Y, una vez aprobada en las Cortes, mucho perdería Abascal, incluso una monarquía, si ordenara a su grupo firmar la exigencia de un referéndum, cosa que podría. Sabe que, según su resultado, se arriesga a que Felipe VI termine haciendo las maletas, como su bisabuelo, consciente de que ha perdido el “amor de su pueblo”.

Pero si, a pesar de tener el éxito asegurado, el PSOE se niega a restablecer la dignidad colectiva eliminando esa desigualdad a favor del rey que a tantos ofende en pleno siglo XXI, los grupos que apoyan al gobierno de Sánchez deberían abandonarlo y, si él se atreve, que pacte con los franquistas del PP.

Las urnas se lo tendrán en cuenta, como también le darán la espalda si sigue atrapado por un Felipe VI “modernizador de su monarquía”, mientras deja que la derecha siga cabalgando sobre el programa electoral de dos patas que maneja con firmeza: autoritarismo para bloquear las instituciones y libertad de tomarse unas cañas para los inconscientes, que también votan.
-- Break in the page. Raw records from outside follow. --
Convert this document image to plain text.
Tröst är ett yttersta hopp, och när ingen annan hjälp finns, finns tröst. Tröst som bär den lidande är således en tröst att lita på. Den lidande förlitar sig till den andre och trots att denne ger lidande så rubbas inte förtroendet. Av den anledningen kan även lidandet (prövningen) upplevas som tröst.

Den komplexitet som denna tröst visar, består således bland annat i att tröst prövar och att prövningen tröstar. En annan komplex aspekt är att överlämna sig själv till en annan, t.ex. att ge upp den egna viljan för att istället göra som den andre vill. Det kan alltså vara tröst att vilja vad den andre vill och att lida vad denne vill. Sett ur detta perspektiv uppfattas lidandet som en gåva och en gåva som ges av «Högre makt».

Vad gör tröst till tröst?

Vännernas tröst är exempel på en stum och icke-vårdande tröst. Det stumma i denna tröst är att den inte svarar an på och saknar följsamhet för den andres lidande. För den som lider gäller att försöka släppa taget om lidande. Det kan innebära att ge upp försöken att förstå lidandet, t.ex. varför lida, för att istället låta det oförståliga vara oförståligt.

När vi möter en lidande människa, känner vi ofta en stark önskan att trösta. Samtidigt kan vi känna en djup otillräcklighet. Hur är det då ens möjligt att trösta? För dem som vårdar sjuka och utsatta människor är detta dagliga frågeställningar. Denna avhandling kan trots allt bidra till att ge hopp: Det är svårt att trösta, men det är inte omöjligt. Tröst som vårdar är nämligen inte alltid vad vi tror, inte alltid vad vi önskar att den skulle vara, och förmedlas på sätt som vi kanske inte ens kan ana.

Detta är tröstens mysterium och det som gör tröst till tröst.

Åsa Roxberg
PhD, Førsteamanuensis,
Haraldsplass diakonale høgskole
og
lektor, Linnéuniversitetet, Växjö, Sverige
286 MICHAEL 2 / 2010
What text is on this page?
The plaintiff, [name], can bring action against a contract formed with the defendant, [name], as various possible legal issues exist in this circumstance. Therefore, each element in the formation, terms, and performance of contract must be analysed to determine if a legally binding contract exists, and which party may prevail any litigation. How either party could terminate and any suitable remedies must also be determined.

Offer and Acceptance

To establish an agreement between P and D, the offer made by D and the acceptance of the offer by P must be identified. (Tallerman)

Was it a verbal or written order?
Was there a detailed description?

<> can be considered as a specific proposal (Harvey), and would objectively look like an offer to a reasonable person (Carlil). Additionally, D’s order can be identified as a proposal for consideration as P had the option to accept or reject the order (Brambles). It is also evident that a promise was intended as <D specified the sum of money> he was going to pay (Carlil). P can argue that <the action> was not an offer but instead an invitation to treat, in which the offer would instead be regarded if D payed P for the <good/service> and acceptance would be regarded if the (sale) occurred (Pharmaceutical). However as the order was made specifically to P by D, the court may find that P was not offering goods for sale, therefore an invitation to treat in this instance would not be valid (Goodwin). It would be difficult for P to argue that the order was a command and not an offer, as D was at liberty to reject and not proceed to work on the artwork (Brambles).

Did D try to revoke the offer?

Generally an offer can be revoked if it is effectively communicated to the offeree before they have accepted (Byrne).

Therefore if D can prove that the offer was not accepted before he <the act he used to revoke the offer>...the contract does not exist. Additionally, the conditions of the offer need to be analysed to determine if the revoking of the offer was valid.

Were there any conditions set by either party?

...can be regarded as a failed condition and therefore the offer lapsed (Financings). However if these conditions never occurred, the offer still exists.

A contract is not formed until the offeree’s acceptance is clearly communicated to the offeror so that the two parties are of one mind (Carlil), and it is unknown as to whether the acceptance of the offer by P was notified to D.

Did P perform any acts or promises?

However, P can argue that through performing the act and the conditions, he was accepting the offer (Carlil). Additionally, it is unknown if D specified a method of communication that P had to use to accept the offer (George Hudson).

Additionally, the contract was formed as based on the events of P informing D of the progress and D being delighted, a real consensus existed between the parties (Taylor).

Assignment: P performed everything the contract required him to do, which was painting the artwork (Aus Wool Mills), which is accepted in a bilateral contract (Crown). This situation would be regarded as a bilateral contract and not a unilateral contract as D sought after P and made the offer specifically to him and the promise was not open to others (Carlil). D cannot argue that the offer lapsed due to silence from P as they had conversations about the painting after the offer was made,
No parece que Sánchez vaya a plantear la reforma. Y a sus socios, cobardes, tampoco se les ven ganas de arriesgar unos cuantos meses en el gobierno por un fugado que saben que se terminará muriendo.

Los españoles vuelven a confiar en las leyes de la naturaleza para disfrazar la incapacidad de autogobernarse de arriba abajo y en libertad, aunque lleven más de cuatro décadas de democracia formal.

Aunque no se hayan producido nuevas guerras civiles provocadas por las élites para destruir las mil confianzas que una sociedad debe tejer entre sus miembros para ser fuerte, las urnas también han servido a la clase política para, conseguido el gobierno, envilecer al pueblo y de esa forma dominarlo.

Mucho me temo que este paisaje es el que más se parece al de esta España.

A pesar del Covid, de los Juegos Olímpicos y de tanta bomba informativa, una de las noticias de la semana es el primer aniversario de un evento que la historia colocará entre los más despreciables de los protagonizados por la clase política en lo que va de siglo XXI, y también de los más humillantes para una sociedad que sigue siendo incapaz de reaccionar.

La historia termina poniendo las cosas en su sitio, pero la sociedad llega siempre al futuro marcada por las batallas que antes libró contra sus propios miedos. Y en esta ocasión, de la derrota que ha sufrido a manos de su propia clase política se derivarán consecuencias tan imprevisibles como destructivas, tanto para la escala de valores como para la confianza en las instituciones.